# Excessive Vapor/Moisture In DV Gas Stove Pipe



## Mr Frugal (Jan 27, 2011)

I recently installed a Enviro Ascot direct vent gas gas stove in my basement. Everything is hunky dory, except for one issue: water condensation leaking from the exhaust pipe.
I've used ICC ExcelDirect 5" piping, 4.5' up, then a 90 degree out through the wall.
What is happening is, when the stove is off,  (with the pilot either on or off), then turned back on, water will run out of the inside of the 90 elbow once the stove is relighted. 
Obviously I have an air leak somewhere that is causing warm moist air to condensate and freeze on the inside of the pipe(s). When the piping warms, the ice melts and runs out the joint.
 The trouble is, I can't figure out where it's leaking. Initially I thought it was being caused by the lack of good seal on the exterior of the pipe at the stove. (It being the lowest, and best point for convection to take place from.) I slathered on the RTV on that joint, but it did nothing. 
We've had some rather frigid nights here in southern Ontario (-28C ) the last little while, so the condensation has been rather voluminous.    
Has any one experienced this, and do you have any suggestions as to how to remedy this? I'm to the point where I want to disassemble the piping and coat all the joints, inside and out with RTV....


----------



## DAKSY (Jan 27, 2011)

You're looking in the wrong area.
Your "air leak" is called a cap.  
Look out side the house to see what's getting in...


----------



## Mr Frugal (Jan 27, 2011)

I'm not quite sure what you mean. I have a proper termination cap on the exterior. The only way I could see the termination cap causing issue this would be if some how warm, moist exhaust was being pulled back into the pipe. The design of the cap is such that it seems unlikely this would happen.
  Also, since the frost/moisture build up is happening whether the pilot is lit or not leads me to believe this is not the case.


----------



## DAKSY (Jan 27, 2011)

Looks to me like the icicles are coming out of the intake on the cap.
It also looks like your cap is too close to the ground, 
but I don't know what the snow depth is...
There should be AT LEAST a foot between the cap & the ground.
Get those icicles out of the intake & I'll bet your leaks go away.
Can't hurt to clear away the snow below the cap as well...
I'm thinkin that due to the proximity of the snow, when the heat generated by the 
DV cap is stopped, you're getting condensation & icicles as a result.
Get em outta there.

Here's the manual:
http://www.enviro.com/images/manuals-brochures/owners-manuals/C-11277 Instruction Ascot Owner's Manual.pdf

Page 14 shows the clearance to grade.

As an aside, you sure you're using 5" vent & not 4"?


----------



## Mr Frugal (Jan 27, 2011)

No, the ice is forming on the outer side of the intake shield, on the exhaust side. I'll knock them off, but I doubt that's where the problem is. It was happening in early December, before we had any snow, and before the cold snap that has caused this ice build up. 

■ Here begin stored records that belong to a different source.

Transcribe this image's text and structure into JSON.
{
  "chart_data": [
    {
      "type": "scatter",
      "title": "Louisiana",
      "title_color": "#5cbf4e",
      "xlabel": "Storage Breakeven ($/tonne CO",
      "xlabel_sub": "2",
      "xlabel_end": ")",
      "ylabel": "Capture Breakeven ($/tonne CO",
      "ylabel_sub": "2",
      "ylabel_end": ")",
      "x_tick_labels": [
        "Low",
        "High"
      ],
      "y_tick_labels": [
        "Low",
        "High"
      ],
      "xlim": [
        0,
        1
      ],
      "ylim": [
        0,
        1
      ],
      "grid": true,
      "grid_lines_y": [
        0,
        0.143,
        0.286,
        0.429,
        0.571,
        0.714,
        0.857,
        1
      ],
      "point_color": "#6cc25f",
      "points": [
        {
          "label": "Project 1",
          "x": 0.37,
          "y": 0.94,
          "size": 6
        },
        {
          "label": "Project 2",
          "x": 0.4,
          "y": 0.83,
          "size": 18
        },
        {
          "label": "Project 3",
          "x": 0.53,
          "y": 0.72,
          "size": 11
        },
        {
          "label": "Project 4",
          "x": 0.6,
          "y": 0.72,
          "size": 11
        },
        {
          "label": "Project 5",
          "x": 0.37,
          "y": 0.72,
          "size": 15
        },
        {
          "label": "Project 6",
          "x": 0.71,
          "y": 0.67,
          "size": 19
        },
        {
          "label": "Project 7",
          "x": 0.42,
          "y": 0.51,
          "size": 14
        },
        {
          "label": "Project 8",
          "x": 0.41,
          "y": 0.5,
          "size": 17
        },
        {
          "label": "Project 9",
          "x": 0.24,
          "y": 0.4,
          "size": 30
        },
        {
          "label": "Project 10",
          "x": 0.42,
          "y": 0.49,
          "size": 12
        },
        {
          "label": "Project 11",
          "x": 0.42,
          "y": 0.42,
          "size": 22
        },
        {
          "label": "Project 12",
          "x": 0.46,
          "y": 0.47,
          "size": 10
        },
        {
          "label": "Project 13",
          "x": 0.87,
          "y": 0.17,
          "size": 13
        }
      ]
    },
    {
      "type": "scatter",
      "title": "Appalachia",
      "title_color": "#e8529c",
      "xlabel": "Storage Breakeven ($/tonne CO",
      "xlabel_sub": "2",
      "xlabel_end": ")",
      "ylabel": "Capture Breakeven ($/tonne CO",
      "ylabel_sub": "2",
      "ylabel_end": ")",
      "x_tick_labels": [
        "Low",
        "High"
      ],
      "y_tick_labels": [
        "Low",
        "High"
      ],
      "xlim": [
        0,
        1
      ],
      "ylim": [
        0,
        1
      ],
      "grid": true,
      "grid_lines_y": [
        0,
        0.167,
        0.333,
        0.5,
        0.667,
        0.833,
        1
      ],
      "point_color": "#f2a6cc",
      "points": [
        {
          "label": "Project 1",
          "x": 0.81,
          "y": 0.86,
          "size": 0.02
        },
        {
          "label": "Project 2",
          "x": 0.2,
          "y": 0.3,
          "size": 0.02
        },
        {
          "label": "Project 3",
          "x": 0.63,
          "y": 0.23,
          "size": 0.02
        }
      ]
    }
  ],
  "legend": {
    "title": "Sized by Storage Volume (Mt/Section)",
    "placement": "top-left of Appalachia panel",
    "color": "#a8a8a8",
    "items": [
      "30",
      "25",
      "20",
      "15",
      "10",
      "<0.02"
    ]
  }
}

The cap is 18" above ground. I'm keeping an eye on the snow build up. We had a storm with high winds out of an unusual direction that caused this uncharacteristic build up. I may have to install a window well underneath the cap just to be safe, but I'll do that in warmer weather

I'm using a 5" vent, as per my local Enviro dealer's specs. 

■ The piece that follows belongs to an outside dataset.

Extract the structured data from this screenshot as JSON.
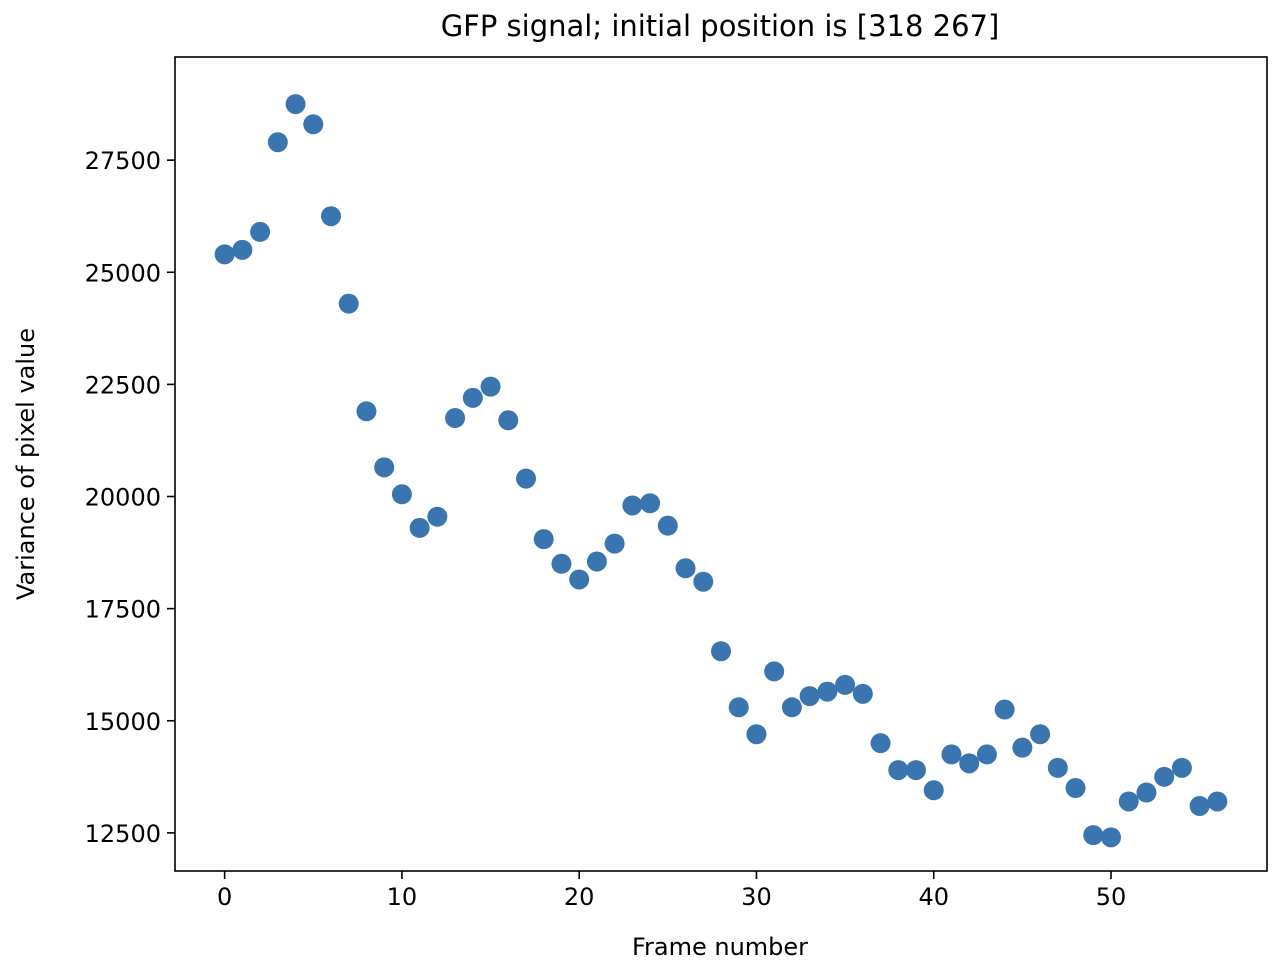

I still think it's the friction fit of the external pipe that causing it. It's not airtight, and warm air is leaking in and convecting upwards and condensing on the cold parts of the intake. Either that or the seal on the exhaust somewhere near the cap is bad, and is leaking moist air into the intake. Although, since the condensation is happening whether the pilot is on or not, leads me to believe it's not the latter.


----------



## cdnxj (Jan 27, 2011)

Totally normal - its just due to the fact that you have an exterior vented cap that is letting in all kinds of cold air (especially when the stove isn't running).  Cold air hits the nice warm air inside the pipe within the building envelope and condenses.  I always have a small drip on my horizontal section right where it comes thru the thimble into the house.  I'm also in Ontario and have the same temps as you.  I wouldn't worry about it.


----------



## Mr Frugal (Jan 27, 2011)

This is a bit more than a drip. It's more like 10-20cc once the stove heats up. I'm also of the 'no moisture is good moisture' mindset. I've done enough reno's to know what damage small drips over long periods of time can do to buildings. Right now I just have a wad of paper towels sitting on the floor to intercept the runoff when the stove is fired. I'm also concerned about the possible corrosion of the pipe. If it was all stainless, I'd be less so. I'm not even sure if it's galvanized on the inside.


----------